Porady autorki nie są w typie „Musisz zrobić to i to, aby być sexy”, nie. W tej książce naprawdę angażujemy się w to, co robimy, spisujemy swoje myśli, postanowienia, przyklejamy na ścianę, robimy remanent w szafie, ćwiczymy oddech, uczymy się chodzić „z prędkością seksu” i – po prostu – pracujemy nad sobą. I już nie tylko słowami („zacznę od poniedziałku”), ale od zaraz. Ponieważ ćwiczenia zalecane przez Keesling są nie tylko łatwe, ale i przyjemne; niektóre wystarczy wykonać raz, aby przejść do dalszej części książki, inne trzeba powtarzać codziennie – ale nie wymaga to wiele przestrzeni i wysiłku. Prosty język, którym autorka się posługuje, sprawia, że dla czytelniczek seks
staje się czymś wesołym i przyjemnym, świntuszenie przychodzi z łatwością, a osiągnięcie orgazmu przestaje być iluzją. Niemniej ważne jest również to, że Barbara popiera swoje tezy własnymi doświadczeniami, obserwacjami u pacjentów, studentek i statystykami – ale nigdy nie przynudza. Poradnik czyta się szybko, z wypiekami i cichym chichotem pod nosem – z małymi przerwami na zrobienie odpowiednich ćwiczeń.

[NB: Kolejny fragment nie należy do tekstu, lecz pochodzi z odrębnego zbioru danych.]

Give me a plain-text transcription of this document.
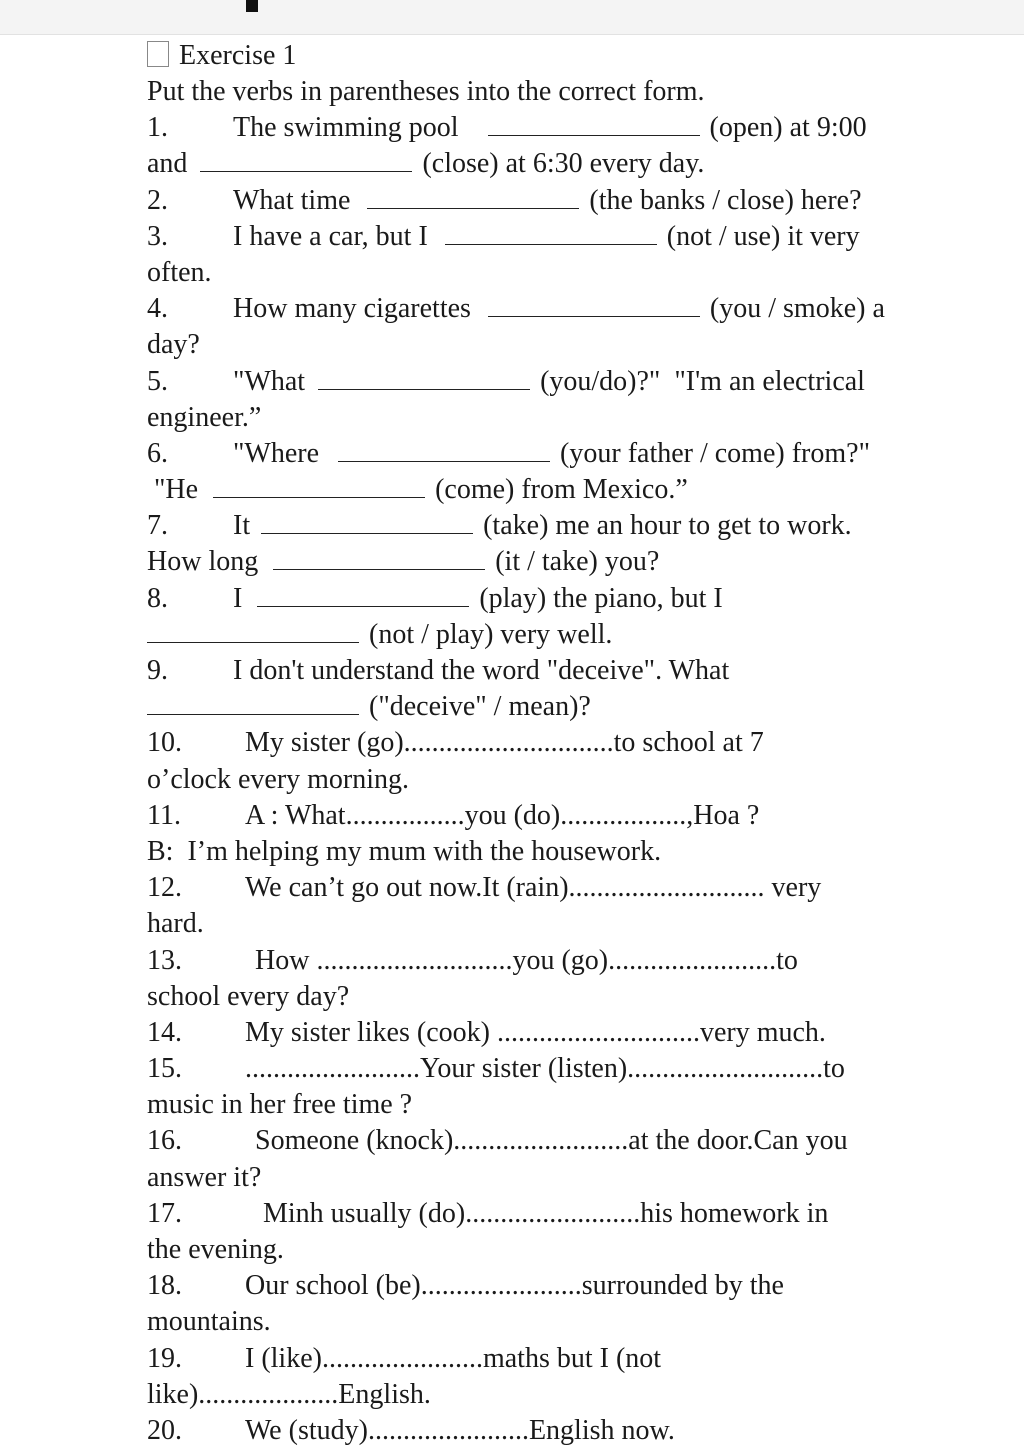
Exercise 1
Put the verbs in parentheses into the correct form.
1. The swimming pool	(open) at 9:00
and	(close) at 6:30 every day.
2. What time	(the banks / close) here?
3. I have a car, but I	(not / use) it very
often.
4. How many cigarettes	(you / smoke) a
day?
5. "What	(you/do)?"  "I'm an electrical
engineer.”
6. "Where	(your father / come) from?"
"He	(come) from Mexico.”
7. It	(take) me an hour to get to work.
How long	(it / take) you?
8. I	(play) the piano, but I
(not / play) very well.
9. I don't understand the word "deceive". What
("deceive" / mean)?
10. My sister (go)..............................to school at 7
o’clock every morning.
11. A : What.................you (do)..................,Hoa ?
B:  I’m helping my mum with the housework.
12. We can’t go out now.It (rain)............................ very
hard.
13.	How ............................you (go)........................to
school every day?
14. My sister likes (cook) .............................very much.
15. .........................Your sister (listen)............................to
music in her free time ?
16.	Someone (knock).........................at the door.Can you
answer it?
17.	Minh usually (do).........................his homework in
the evening.
18. Our school (be).......................surrounded by the
mountains.
19. I (like).......................maths but I (not
like)....................English.
20. We (study).......................English now.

Z wielu poradników, które wpadły mi w ręce, ten okazał się zdecydowanie najbardziej życiowy. Język, którym posługuje się autorka – bliski mi, a porady – cenne (wzięłam je sobie do serca i… do łóżka!). Nie będę przeceniać i pisać, że książka ta zmieniła moje życie na lepsze – wyświechtane slogany są zdecydowanie nie na miejscu – ale uczciwie mogę przyznać, że pozwoliła mi okiełznać moją młodą kobiecość i nauczyć się paru sztuczek, które czynią życie i pożycie lepszymi. Jestem Niegrzeczną Dziewczyną i nie wstydzę się tego – ba! Jestem z tego dumna. A Pan G.? Całe szczęście okazał się nie wart mojej uwagi, dzięki czemu poznałam Mr. Right, na którym wypróbowałam – i nadal próbuję, całkiem skutecznie – sztukę uwodzenia z książki Barbary Keesling.